Interview

Aida "Haute Couture"

July 04, 2016

On July 13 and 15 NOVAT is presenting a premiere of Aida opera by Verdi. Stage director Vyacheslav Starodubtsev has told us about a new fashion-opera genre and his aesthetic concept.

N.: Vyacheslav, Turandot opera that has been staged by you in our Theatre has an unusual genre tag — opera quest. Premiere of Aida by Verdi is coming soon — this time it is called fashion-opera. Would you say that your search for new solutions and forms is one of key points of your creed as a director?

— Search for new solutions is not a goal in itself, but is a result of delving into material. It’s not an attempt to be fancy, modern or notorious. On the contrary; I wend the way of music dramaturgy, from profoundness of music and storyline.
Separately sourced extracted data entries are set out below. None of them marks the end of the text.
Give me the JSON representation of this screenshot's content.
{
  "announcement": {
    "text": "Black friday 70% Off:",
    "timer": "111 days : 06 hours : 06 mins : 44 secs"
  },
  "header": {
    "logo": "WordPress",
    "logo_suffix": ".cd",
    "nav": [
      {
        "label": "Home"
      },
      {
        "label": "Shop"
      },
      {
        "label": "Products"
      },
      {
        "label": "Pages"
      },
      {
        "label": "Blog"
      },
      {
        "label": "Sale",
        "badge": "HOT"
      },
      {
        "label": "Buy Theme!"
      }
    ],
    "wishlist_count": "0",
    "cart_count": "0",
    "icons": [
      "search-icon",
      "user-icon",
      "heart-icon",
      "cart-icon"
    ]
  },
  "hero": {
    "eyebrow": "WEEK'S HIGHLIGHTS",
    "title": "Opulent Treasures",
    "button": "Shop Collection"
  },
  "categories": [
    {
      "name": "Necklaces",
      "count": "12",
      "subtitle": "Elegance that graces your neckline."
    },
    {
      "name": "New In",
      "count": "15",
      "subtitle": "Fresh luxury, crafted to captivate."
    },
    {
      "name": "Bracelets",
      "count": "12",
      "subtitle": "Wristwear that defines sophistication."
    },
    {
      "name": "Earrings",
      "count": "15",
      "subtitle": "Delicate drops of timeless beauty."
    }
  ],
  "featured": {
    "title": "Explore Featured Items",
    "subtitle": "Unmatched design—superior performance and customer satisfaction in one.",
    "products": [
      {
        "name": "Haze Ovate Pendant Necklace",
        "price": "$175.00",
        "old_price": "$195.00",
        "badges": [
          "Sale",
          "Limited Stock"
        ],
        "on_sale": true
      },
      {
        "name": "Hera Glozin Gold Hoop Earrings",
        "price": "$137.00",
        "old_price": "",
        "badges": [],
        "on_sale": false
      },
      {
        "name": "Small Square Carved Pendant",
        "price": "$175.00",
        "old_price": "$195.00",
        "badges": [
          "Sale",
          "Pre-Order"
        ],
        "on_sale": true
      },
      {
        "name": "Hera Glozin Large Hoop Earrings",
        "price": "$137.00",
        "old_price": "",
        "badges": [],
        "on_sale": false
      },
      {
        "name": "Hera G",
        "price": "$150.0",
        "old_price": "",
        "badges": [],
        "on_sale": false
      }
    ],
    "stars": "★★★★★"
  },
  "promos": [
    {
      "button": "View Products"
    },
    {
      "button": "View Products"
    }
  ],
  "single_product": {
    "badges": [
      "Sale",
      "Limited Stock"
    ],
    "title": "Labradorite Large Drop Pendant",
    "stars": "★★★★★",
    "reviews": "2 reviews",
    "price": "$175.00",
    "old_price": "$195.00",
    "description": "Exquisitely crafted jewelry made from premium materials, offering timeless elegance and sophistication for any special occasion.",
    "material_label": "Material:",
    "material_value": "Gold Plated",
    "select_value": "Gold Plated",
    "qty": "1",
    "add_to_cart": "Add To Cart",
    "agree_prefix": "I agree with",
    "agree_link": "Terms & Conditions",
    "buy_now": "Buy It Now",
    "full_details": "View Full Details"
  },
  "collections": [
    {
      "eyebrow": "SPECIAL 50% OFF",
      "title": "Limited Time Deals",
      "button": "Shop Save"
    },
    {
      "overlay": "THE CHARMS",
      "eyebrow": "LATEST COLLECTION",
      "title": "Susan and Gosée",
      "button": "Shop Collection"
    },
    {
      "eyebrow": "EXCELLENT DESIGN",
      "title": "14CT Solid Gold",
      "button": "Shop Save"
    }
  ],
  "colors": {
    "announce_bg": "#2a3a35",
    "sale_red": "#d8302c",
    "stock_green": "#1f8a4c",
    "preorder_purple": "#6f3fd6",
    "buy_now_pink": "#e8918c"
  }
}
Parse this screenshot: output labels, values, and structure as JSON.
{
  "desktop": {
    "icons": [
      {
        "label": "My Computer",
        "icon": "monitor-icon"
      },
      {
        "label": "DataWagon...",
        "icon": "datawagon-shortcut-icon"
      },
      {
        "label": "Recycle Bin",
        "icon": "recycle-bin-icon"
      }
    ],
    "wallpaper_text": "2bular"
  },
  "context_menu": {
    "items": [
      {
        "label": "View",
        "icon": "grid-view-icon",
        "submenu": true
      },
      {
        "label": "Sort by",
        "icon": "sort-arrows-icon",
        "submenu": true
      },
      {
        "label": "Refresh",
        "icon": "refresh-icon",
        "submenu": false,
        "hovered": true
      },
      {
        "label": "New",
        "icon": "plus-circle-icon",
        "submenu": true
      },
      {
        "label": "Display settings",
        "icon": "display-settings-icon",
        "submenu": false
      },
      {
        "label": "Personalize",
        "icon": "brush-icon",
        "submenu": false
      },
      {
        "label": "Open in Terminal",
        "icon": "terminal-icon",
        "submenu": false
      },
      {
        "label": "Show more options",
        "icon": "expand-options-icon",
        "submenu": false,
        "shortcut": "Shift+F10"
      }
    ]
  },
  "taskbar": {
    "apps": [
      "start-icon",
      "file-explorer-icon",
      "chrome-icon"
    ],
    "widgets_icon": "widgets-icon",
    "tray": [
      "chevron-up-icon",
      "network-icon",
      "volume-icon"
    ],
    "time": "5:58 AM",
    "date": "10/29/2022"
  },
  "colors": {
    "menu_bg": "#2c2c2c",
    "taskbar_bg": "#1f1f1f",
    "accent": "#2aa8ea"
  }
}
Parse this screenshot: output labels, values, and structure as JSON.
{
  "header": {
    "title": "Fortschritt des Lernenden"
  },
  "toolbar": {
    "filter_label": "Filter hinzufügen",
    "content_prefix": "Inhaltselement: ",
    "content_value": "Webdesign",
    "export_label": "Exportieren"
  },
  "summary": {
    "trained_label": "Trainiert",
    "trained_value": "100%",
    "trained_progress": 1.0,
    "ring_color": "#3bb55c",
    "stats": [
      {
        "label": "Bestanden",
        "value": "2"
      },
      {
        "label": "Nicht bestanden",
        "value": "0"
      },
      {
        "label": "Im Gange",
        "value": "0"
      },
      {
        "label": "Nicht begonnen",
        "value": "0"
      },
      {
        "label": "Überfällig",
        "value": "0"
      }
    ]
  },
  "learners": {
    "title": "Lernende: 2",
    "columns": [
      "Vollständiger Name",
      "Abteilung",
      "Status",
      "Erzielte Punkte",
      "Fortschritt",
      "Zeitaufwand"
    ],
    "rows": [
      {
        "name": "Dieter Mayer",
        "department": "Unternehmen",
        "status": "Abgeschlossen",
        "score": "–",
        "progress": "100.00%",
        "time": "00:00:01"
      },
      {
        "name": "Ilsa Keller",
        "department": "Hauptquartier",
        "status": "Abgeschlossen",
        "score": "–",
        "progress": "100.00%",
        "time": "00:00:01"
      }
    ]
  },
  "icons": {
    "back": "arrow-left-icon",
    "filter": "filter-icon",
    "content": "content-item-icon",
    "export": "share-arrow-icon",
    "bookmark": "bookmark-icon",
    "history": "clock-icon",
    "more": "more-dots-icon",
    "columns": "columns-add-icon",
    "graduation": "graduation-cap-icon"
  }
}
From my point of view, the utmost avant-garde these days is a proper rendition of classics.

N.: Perhaps, it is one of the most difficult challenges.

— Indeed. Opera is a fantastic realism that Vakhtangov was promoting in drama. I don’t like it when people say that opera is a conventional genre. Opera is a portal to outer space; it’s like a search for truth in celestial structures, not in everyday real life situations. The greatest goal of a director is not to make that artistic sincerity ridiculous and exaggerated, but on the opposite, to have it immersing into another reality and another life. There’s fairy tale, there’s life, there’s music that God gave us to remind us of Divinity.

N.: Where do you think is that crossing point between opera art, theatre and fashion?

— Opera is a high art by nature; a kind of "haute couture" art. My goal is to make that sublimity comprehensible. There will be a lot of extraordinary costumes that were made using modern technologies. Of course, besides great costumes by Zhanna Usacheva and beautiful overall look of the production, there will be a bright dramatic story inside that love pyramid of Radames, Amneris, Aida. Who will stay on the top, at the cutting edge... I am not an adherent of storyline distortion, but I wanted to find new motives to characters’ actions. This gave birth to a new character that I created — a Child, who is a real boy on one hand, but on the other hand is a symbol of lost childhood and clarity.

N.: So, this ambitious fashion-opera reference is not just a sales pitch?

— By no means. In the framework of a classical production I want to discover a unique aesthetic concept. For instance, there will be a cable bridge on stage in our production. But it’s not because I suddenly wished for a beautiful bridge to be there for no particular reason. Aida was composed in tribute to grand opening of Suez Canal; today there is a unique cable bridge there, it connects Asia and Africa — it’s a mind blowing landmark that enraptures and amazes no less than the pyramids in Giza! It is impossible to image how they built it. The same as it is still hard to grasp how the pyramids themselves were built. But it doesn’t mean that our bridge is an exact copy of the Suez one. It is essential to create an illusion, an image of an object on stage, but not to clutter it up with props. Say, a desert can be symbolic, like in Salvador Dali’s works, not by means of imitating sand and pyramids, but through feeling of sweltering heat, lack of air, by virtue of those smothering landscapes, although there will be real sand in our production as well.

N.: Interesting, but how did this idea of drawing upon Dali’s work cross your mind?

— Why did we stick with this artist? Because he is a wise philosopher and a frightened child at the same time.

N.: But for all that, Aida is one of the most well-known classic examples of the genre.

— Exactly. I wish to present this classical Aida in a different aesthetic perspective. That is exactly why there will be references to Salvador Dali and luxurious costumes. With the help of up-to-date technology we are combining plastic, laquer, neoprene, other modern materials that are hardly ever used in fashion industry, let alone on-stage costumes. As a feature of costumes there will be peculiar tattoos resembling micro schemes on bodies of the Nubians. Now we are inventing. But all of this is being done through classical interpretation of the material.

N.: Would it be fair to say that it is going to be a monumental production?

— Certainly. We are creating about 250 costumes, more than 150 people at once are going to be engaged on the stage; only in NOVAT it is possible to turn it into reality! When visiting a theatre, a person wants to see something different from what he sees out in the streets. My goal as a director is not only to make audience delve into another reality, but to get this sublimity across to every person. To make this "haute couture" comprehensible to a common person who visits a theatre for the first time in his life. Audience is always on the other side of footlights and runner carpets, as if glancing through a keyhole at luxurious costumes of artists and movie stars. Theatre is not just a chance to sneak a peek, but to become a part of that sublimity.